AFM Sales Slow but Steady

The Hollywood Reporter
AFM Sales Slow but Steady

Buyers who gorged themselves in Berlin,Cannes and Toronto arrived at AFM with less of an appetite than in previous years and seemed content to pick over the market’s offerings without feeling the need to dig in.

The traffic in the halls and offices of the Loews Hotel was noticeably down from last year as international distributors griped about lack of big titles on offer.

“I definitely think there are fewer films out there — fewer big-budget movies, fewer action-packed films and less volume, full stop,” said Alex Walton of Exclusive Media. “People bought a lot at Cannes and at Toronto; many buyers have full slates and don’t need another movie. But people are still here looking for movies and are ready to pay the right money for them.”Walton and other sellers noted that they had toned down their expectations in light of the sagging European market.

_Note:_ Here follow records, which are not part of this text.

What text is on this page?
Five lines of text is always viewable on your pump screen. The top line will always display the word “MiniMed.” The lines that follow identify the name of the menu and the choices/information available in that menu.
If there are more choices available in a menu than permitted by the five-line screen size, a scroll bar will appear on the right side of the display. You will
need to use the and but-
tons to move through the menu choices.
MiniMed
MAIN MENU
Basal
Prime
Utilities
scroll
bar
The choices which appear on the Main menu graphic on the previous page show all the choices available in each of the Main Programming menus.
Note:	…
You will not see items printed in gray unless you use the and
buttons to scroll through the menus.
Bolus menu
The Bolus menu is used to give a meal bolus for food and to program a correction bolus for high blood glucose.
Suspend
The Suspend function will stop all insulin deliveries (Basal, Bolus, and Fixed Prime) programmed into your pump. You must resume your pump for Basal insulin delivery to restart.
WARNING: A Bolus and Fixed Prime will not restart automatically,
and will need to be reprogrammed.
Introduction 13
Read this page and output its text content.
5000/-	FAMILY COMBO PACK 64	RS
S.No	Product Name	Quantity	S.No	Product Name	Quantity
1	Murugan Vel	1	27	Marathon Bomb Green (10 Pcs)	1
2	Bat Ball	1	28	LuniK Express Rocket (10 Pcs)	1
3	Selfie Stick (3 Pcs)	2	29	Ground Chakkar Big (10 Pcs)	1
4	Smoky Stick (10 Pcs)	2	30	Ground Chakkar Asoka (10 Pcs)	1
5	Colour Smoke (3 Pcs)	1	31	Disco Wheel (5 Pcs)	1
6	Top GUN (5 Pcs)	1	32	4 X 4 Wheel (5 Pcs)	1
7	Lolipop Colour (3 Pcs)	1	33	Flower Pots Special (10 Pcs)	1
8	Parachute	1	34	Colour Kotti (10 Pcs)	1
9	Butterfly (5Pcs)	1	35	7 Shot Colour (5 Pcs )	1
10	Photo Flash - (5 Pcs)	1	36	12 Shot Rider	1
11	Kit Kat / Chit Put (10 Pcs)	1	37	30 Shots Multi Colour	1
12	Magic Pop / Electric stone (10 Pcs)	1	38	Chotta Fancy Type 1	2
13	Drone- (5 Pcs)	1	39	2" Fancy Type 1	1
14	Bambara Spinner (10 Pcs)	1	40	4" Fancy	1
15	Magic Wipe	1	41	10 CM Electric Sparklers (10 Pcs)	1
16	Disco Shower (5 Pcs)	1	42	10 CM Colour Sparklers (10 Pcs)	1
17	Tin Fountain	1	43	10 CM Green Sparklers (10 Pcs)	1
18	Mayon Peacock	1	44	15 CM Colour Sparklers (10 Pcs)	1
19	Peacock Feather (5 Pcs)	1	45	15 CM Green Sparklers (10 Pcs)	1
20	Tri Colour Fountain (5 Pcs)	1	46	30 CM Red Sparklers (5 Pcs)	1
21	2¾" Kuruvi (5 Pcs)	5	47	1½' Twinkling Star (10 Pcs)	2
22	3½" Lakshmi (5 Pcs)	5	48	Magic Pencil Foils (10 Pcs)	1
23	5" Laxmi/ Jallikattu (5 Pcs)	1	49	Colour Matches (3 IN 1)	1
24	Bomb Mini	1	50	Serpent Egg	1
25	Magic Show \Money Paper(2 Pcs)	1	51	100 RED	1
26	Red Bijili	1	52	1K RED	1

“With the European economy still in bad shape, we could only count on the more established territories like France, Germany or England,” said Ricky Tse, head of distribution and sales at Hong Kong’s Media Asia. “Italy’s not looking well, and the Greeks have basically disappeared.”

But there were some buzz titles: Anything targeting the 50-plus “bestagers” market with an A-list cast was hot; see the global sales success of Al Pacino-Jeremy Renner starrer Imagine from Mr. Smith Entertainment or Foresight’s And So It Goes with Michael Douglas and Diane Keaton. And distributors looking for the next teen fantasy franchise —now that Twilight is wrapping up and the remaining Hunger Games films have sold out worldwide — scoured the market for promising titles.

But there was little on offer. Mr.Smith’s The Mortal Instruments:City of Bones sold out before AFM kicked off, and the Inferno’s project The Fallen, based on Lauren Kate’s hit teen fantasy novels about fallen angels and forbidden love, had nothing to show except the book, with no script, director or cast attached.

Incompletely packaged projects abounded at AFM this year, from Alcon’s brainy sci-fi film Transcendence, which Johnny Depp is in negotiations to star in but doesn’t have a start date, to the untitled high-concept “teens vs. aliens” feature which Sony Pictures will produce and Good Universe is selling but which has nothing but the concept to sell.

“There are an extremely large number of films where the script isn’t finished or there’s no cast or director in place,” said Martin Moskowicz, head of film and TV at German mini-major Constantin Film. “Projects are being shown at a stage where, in the past, they would have held back till  Berlin or Cannes.”

Clarence Tsui contributed to this report.